Marsyas by Tomáš Libertíny
In addition to its extensive natural collection wax sculptures, Rotterdam-based artist Tomas Libertiny introduced his new sculpture ‘Marsyas’. Based on the ancient Greek myth of the same name, the work recreates the famous plaster cast. statue ‘The Torment of Marsyas’, on display at the Louvre, covers its lower part with a new wax coating. The artwork touches the pendulum between aspirations and results, reminding everyone that we strive every day to be better than yesterday and that we must make some sacrifices for it.
‘Marsyas’ by Tomáš Libertíny | all images courtesy of Tomáš Libertíny
According to one version of the ancient Greek myth, Marsyas was such an adept at the double-piped double-reed instrument known as the ‘aulos’ that he was confident enough to challenge the god Apollo to a duel. The duo performed in front of an assembly of muses and fairies that would determine the winner of the competition. The show started to turn in Marsyas’ favour. In order to get rid of the shame of the defeat, the god added his own voice to the sound of the instrument, which Marsyas could not do because he could only play the instrument.
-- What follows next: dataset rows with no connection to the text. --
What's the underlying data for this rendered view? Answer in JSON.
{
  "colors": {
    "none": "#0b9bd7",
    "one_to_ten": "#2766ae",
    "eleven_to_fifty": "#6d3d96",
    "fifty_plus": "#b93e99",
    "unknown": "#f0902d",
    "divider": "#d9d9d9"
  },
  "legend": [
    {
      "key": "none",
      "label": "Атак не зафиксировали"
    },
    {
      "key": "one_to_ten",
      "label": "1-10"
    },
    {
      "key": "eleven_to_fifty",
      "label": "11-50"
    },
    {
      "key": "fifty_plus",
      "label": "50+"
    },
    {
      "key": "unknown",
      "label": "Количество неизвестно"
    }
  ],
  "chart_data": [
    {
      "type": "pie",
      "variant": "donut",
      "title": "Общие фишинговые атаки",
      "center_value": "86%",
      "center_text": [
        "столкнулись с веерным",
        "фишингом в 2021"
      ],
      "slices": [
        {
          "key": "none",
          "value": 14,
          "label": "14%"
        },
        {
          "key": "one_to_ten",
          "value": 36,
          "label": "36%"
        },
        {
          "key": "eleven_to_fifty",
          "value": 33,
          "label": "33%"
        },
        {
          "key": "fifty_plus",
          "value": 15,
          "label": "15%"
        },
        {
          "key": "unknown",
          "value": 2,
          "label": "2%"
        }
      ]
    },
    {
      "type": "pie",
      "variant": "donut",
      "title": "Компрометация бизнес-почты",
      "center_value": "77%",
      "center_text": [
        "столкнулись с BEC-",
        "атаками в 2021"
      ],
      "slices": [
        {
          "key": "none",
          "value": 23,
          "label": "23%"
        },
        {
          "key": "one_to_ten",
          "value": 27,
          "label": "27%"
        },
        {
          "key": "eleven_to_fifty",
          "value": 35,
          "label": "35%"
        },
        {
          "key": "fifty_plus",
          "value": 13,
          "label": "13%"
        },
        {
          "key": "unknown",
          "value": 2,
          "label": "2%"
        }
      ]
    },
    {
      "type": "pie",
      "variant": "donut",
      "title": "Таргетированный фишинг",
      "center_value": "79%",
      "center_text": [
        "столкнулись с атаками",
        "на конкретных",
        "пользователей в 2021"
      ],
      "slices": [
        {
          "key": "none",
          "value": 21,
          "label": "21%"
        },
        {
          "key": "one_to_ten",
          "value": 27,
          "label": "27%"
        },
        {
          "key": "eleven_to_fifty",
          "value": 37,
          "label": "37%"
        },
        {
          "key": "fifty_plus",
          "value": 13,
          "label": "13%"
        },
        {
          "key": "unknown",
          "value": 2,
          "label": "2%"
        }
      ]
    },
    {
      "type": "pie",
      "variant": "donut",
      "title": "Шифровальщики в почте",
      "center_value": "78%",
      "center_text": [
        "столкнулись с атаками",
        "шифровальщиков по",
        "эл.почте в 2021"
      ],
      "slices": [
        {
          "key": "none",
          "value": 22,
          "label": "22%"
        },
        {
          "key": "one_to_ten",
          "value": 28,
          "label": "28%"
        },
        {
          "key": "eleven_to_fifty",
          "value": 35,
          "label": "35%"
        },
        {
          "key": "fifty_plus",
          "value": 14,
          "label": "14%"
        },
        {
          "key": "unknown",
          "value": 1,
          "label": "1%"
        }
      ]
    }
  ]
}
As unjust as it was, Marsyas lost and was skinned alive as punishment.
Based on this legend, Tomáš Libertíny created a plaster sculpture of Marsyas covering half of his body with wax. ‘The hive covered its lower body with a new wax shell ‘made by the bee’ as a symbol of healing as well as forgiveness.’ slovak artist shares. Tomáš Libertíny’s ‘Marsyas’ will be on display as part of the artist’s solo exhibition at Axel Pairon Gallery, Knokke, Belgium from 18 March to 30 April 2023. Official opening artist on April 8th.
The piece recreates ‘The Torment of Marsyas’ by covering the lower part with a new wax coating.
With his latest work, Libertiny tries to make it clear that although we are human, we all have our own ambitions. We strive to be better and are willing to give up some of our own comfort to pay the price to improve our lives. It is not a weakness to admire the heroes we admire and respect and the gods we adore, and to imagine that one day we will be able to reach their greatness in every area of life we deem worthy. Human life is a form of sacrifice where we win on one side and lose on the other to balance the rule of the imaginary god. With the purity of intent and ambition comes an inevitable blindness to results.’ The sculpture addresses this pendulum between aspirations and results. The bottom of the oil barrel represents an inevitable relationship with nature and its resources. The sculpture was made at the Lakeside Beefarm in Rotterdam and was first shown in the Lakeside Collection at Depot Boijmans van Beuningen in 2022.